Gerald Lankester Harding's Burial Place – Jarash, Jordan - Atlas Obscura

Gerald Lankester Harding's Burial Place

Jarash, Jordan

The 20th-century archaeologist was interred among the ruins of an ancient Roman city. 


Within one of the world’s most spectacular ancient sites lies a small, humble tomb. Unlike most tombs in such sites, it does not contain a long-dead monarch, emperor, or any other character from the distant past. Instead, it houses a 20th-century man whose passion for ancient history and its protection earned him a spot overlooking the site of his former work.

Gerald Lankester Harding, or G.L. Harding, was born on December 8, 1901, in Tientsin, China. After a brief time in Singapore, he ventured to the United Kingdom in 1913 and eventually fell into the world of archaeology, joining his first expedition to Palestine in 1926.

Harding’s influence on Jordan should not be underestimated. He was responsible for founding the Archaeological Museum in Amman and the still-running journal The Annual of the Department of Antiquities of Jordan.

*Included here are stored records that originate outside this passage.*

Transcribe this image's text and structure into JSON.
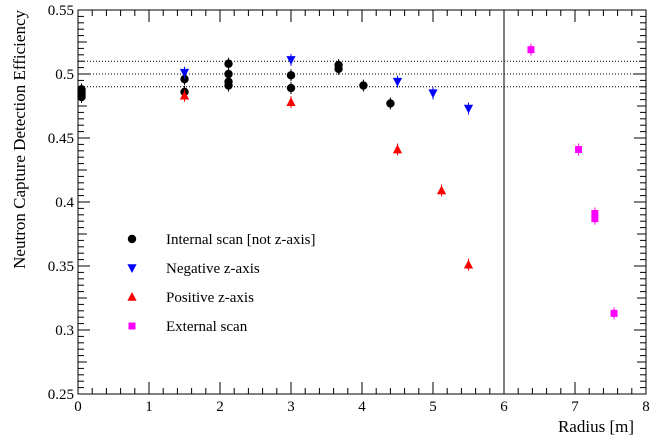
{
  "chart_data": {
    "type": "scatter",
    "xlabel": "Radius [m]",
    "ylabel": "Neutron Capture Detection Efficiency",
    "xlim": [
      0,
      8
    ],
    "ylim": [
      0.25,
      0.55
    ],
    "x_ticks": [
      "0",
      "1",
      "2",
      "3",
      "4",
      "5",
      "6",
      "7",
      "8"
    ],
    "y_ticks": [
      "0.25",
      "0.3",
      "0.35",
      "0.4",
      "0.45",
      "0.5",
      "0.55"
    ],
    "reference_lines_y": [
      0.49,
      0.5,
      0.51
    ],
    "boundary_line_x": 6.0,
    "grid": false,
    "legend_position": "bottom-left",
    "series": [
      {
        "name": "Internal scan [not z-axis]",
        "marker": "circle",
        "color": "#000000",
        "points": [
          {
            "x": 0.05,
            "y": 0.482
          },
          {
            "x": 0.05,
            "y": 0.484
          },
          {
            "x": 0.05,
            "y": 0.486
          },
          {
            "x": 0.05,
            "y": 0.488
          },
          {
            "x": 1.5,
            "y": 0.486
          },
          {
            "x": 1.5,
            "y": 0.496
          },
          {
            "x": 2.12,
            "y": 0.491
          },
          {
            "x": 2.12,
            "y": 0.494
          },
          {
            "x": 2.12,
            "y": 0.5
          },
          {
            "x": 2.12,
            "y": 0.508
          },
          {
            "x": 3.0,
            "y": 0.489
          },
          {
            "x": 3.0,
            "y": 0.499
          },
          {
            "x": 3.67,
            "y": 0.504
          },
          {
            "x": 3.67,
            "y": 0.507
          },
          {
            "x": 4.02,
            "y": 0.491
          },
          {
            "x": 4.4,
            "y": 0.477
          }
        ]
      },
      {
        "name": "Negative z-axis",
        "marker": "triangle-down",
        "color": "#0000ff",
        "points": [
          {
            "x": 1.5,
            "y": 0.501
          },
          {
            "x": 3.0,
            "y": 0.511
          },
          {
            "x": 4.5,
            "y": 0.494
          },
          {
            "x": 5.0,
            "y": 0.485
          },
          {
            "x": 5.5,
            "y": 0.473
          }
        ]
      },
      {
        "name": "Positive z-axis",
        "marker": "triangle-up",
        "color": "#ff0000",
        "points": [
          {
            "x": 1.5,
            "y": 0.483
          },
          {
            "x": 3.0,
            "y": 0.478
          },
          {
            "x": 4.5,
            "y": 0.441
          },
          {
            "x": 5.12,
            "y": 0.409
          },
          {
            "x": 5.5,
            "y": 0.351
          }
        ]
      },
      {
        "name": "External scan",
        "marker": "square",
        "color": "#ff00ff",
        "points": [
          {
            "x": 6.38,
            "y": 0.519
          },
          {
            "x": 7.05,
            "y": 0.441
          },
          {
            "x": 7.28,
            "y": 0.387
          },
          {
            "x": 7.28,
            "y": 0.391
          },
          {
            "x": 7.55,
            "y": 0.313
          }
        ]
      }
    ]
  }
}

He also published The Antiquities of Jordan, an overview of the many archaeological sites of Jordan that remained the most popular guidebook to Jordan for decades.

Harding died on February 11, 1979, in London, and had previously requested to be interred at the Jerash Archaeological Site, where he worked. The Kingdom of Jordan honored his request, and his ashes were sent to be buried overlooking the site he spent so much time protecting.

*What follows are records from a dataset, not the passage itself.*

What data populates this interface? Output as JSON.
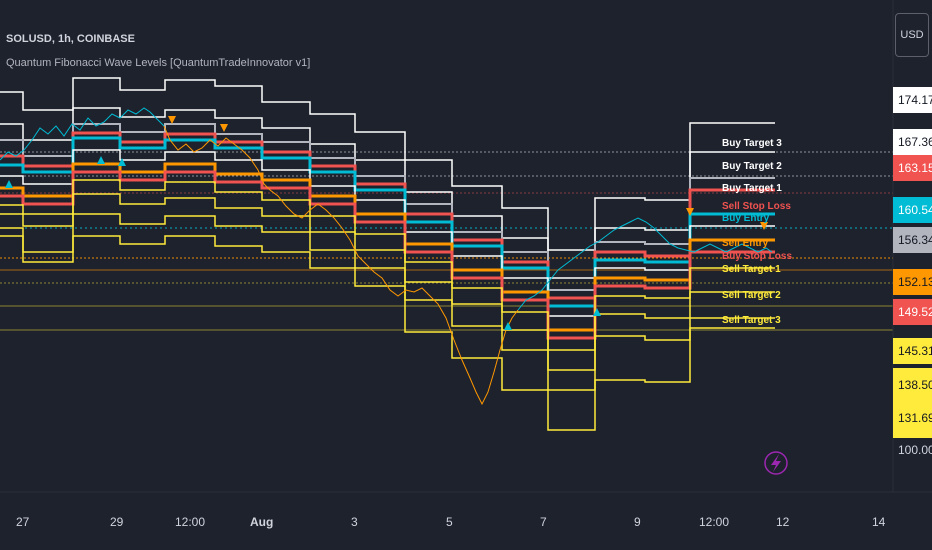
{
  "header": {
    "symbol": "SOLUSD, 1h, COINBASE",
    "indicator": "Quantum Fibonacci Wave Levels [QuantumTradeInnovator v1]"
  },
  "currency": "USD",
  "time_axis": [
    "27",
    "29",
    "12:00",
    "Aug",
    "3",
    "5",
    "7",
    "9",
    "12:00",
    "12",
    "14"
  ],
  "price_tags": [
    {
      "text": "174.17",
      "color": "#ffffff",
      "text_color": "#131722"
    },
    {
      "text": "167.36",
      "color": "#ffffff",
      "text_color": "#131722"
    },
    {
      "text": "163.15",
      "color": "#f05350",
      "text_color": "#ffffff"
    },
    {
      "text": "160.54",
      "color": "#00bcd4",
      "text_color": "#ffffff"
    },
    {
      "text": "156.34",
      "color": "#b2b5be",
      "text_color": "#131722"
    },
    {
      "text": "152.13",
      "color": "#ff9800",
      "text_color": "#131722"
    },
    {
      "text": "149.52",
      "color": "#f05350",
      "text_color": "#ffffff"
    },
    {
      "text": "145.31",
      "color": "#ffeb3b",
      "text_color": "#131722"
    },
    {
      "text": "138.50",
      "color": "#ffeb3b",
      "text_color": "#131722"
    },
    {
      "text": "131.69",
      "color": "#ffeb3b",
      "text_color": "#131722"
    }
  ],
  "faded_labels": [
    "100.00"
  ],
  "target_labels": [
    {
      "text": "Buy Target 3",
      "color": "#ffffff"
    },
    {
      "text": "Buy Target 2",
      "color": "#ffffff"
    },
    {
      "text": "Buy Target 1",
      "color": "#ffffff"
    },
    {
      "text": "Sell Stop Loss",
      "color": "#f05350"
    },
    {
      "text": "Buy Entry",
      "color": "#00bcd4"
    },
    {
      "text": "Sell Entry",
      "color": "#ff9800"
    },
    {
      "text": "Buy Stop Loss",
      "color": "#f05350"
    },
    {
      "text": "Sell Target 1",
      "color": "#ffeb3b"
    },
    {
      "text": "Sell Target 2",
      "color": "#ffeb3b"
    },
    {
      "text": "Sell Target 3",
      "color": "#ffeb3b"
    }
  ],
  "colors": {
    "background": "#1e222d",
    "white_level": "#ffffff",
    "red_level": "#f05350",
    "cyan_level": "#00bcd4",
    "orange_level": "#ff9800",
    "yellow_level": "#ffeb3b",
    "gray_level": "#b2b5be"
  },
  "icons": {
    "bolt": "lightning-bolt-icon"
  }
}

His remains were interred at a spot called the Mortuary Church, which dates back to between 600 and 749 and is surrounded by a number of small tombs. Harding’s memorial is a simple, peaceful place in an incredible ancient Roman site that he is partially responsible for excavating and maintaining. After a life devoted to the ancient world, Harding himself has become part of the storied history of its ruins, and will forever rest among them.

Know Before You Go

Visitors should be aware that it can be challenging to reach. There are no direct paths there, and given its isolated location within the Jerash site, it has very few visitors. Expect to fight your way through tangled sticks and long grass to get there. It is in between the Temple of Zeus and the Temple of Artemis. The easiest way to find it might be to walk along the border of the site from one temple to the other. The mortuary church is below ground level, so visitors will not see it until you are within a few meters.

From either the Temple of Artemis, Temple of Zeus, or the main walking area, the site can be visited in 5 to 15 minutes depending on fitness, terrain, and clothing. The Jerash Archaeological Site is included in the Jordan Pass.